Intel® Moderncode for Parallel Architectures
Support for developing parallel programming applications on Intel® Architecture.

Thread scheduling on Numa machines



I am working on one of the research projects at university. I would like to seek help to quantify the thread life cycle.I am trying to run parsec on intel broadway numa machine and collecting stats.Could you please let me know what is the way to get the node that accesses the memory and node on which the memory is present.

Thank you in advance,



0 Kudos
2 Replies
Black Belt

The details are going to depend on both the programming model and the hardware platform.
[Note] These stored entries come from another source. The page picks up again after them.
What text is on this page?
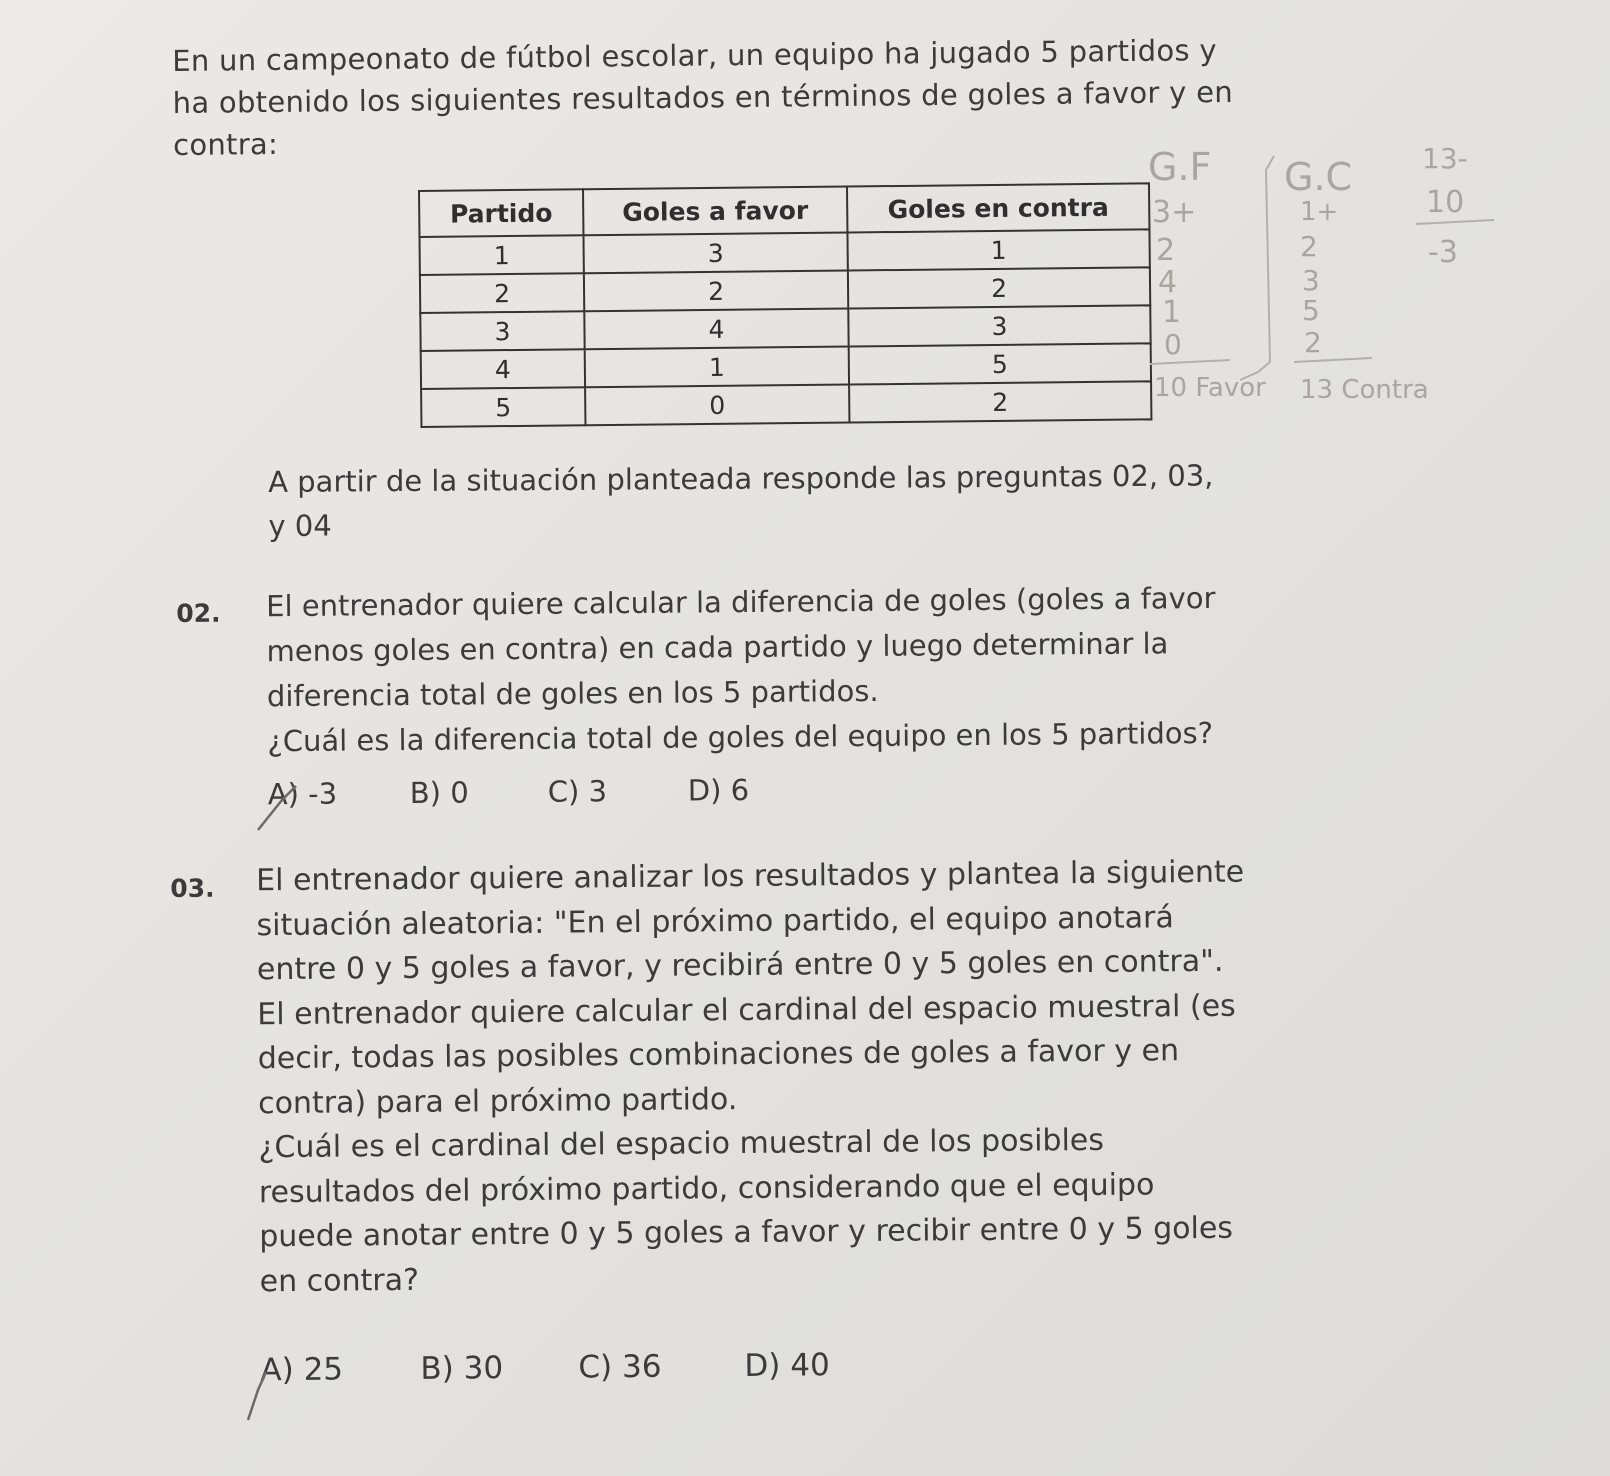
En un campeonato de fútbol escolar, un equipo ha jugado 5 partidos y

ha obtenido los siguientes resultados en términos de goles a favor y en

contra:

Partido	Goles a favor	Goles en contra
1	3	1
2	2	2
3	4	3
4	1	5
5	0	2
G.F
3+
2
4
1
0
10 Favor
G.C
1+
2
3
5
2
13 Contra
13-
10
-3

A partir de la situación planteada responde las preguntas 02, 03,

y 04

02. El entrenador quiere calcular la diferencia de goles (goles a favor

menos goles en contra) en cada partido y luego determinar la

diferencia total de goles en los 5 partidos.

¿Cuál es la diferencia total de goles del equipo en los 5 partidos?

A) -3	B) 0	C) 3	D) 6
03. El entrenador quiere analizar los resultados y plantea la siguiente

situación aleatoria: "En el próximo partido, el equipo anotará

entre 0 y 5 goles a favor, y recibirá entre 0 y 5 goles en contra".

El entrenador quiere calcular el cardinal del espacio muestral (es

decir, todas las posibles combinaciones de goles a favor y en

contra) para el próximo partido.

¿Cuál es el cardinal del espacio muestral de los posibles

resultados del próximo partido, considerando que el equipo

puede anotar entre 0 y 5 goles a favor y recibir entre 0 y 5 goles

en contra?

A) 25	B) 30	C) 36	D) 40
For OpenMP codes, I use environment variables to precisely control the mapping of threads to logical processors.  Each thread can use the programmable core counter OFFCORE_RESPONSE events to measure load (or RFO) responses from local or remote memory.  This event has bugs in some processors that cause undercounting, but I can't remember the specifics.  I was definitely seeing undercounting on Xeon E5 v3 Haswell with some of these events just last week.  This errata on Xeon E5 v3 (HSE108 in document  330785-010) does not appear in the Xeon E5 v4 (Broadwell) Specification Update document (333811-003), so it is probably worth testing these events on your system.

The bulk counts at the memory controller are accurate on all of the processors I have tested, but these cannot usually be tied back to specific cores.   There are some exceptions -- for example the CBo (L3) Uncore events in the Xeon E5 v3 (Haswell) can be filtered by physical core, but this does not provide full generality -- it allows counting for 1 core or for the sum of all cores, but does not allow counting individually for each core in a single run.  I have not tested this mechanism, so I don't know if it has idiosyncrasies....

The QPI/UPI data traffic counters have different bugs in each processor generation, but I have been able to find at least one set of events that gives the expected counts in each processor generation.  Again, these cannot be tied back to individual cores.


Greetings for the day , McCalpin , John 

Thank you so much for your swift response. I am running applications with both pthreads and using Openmp.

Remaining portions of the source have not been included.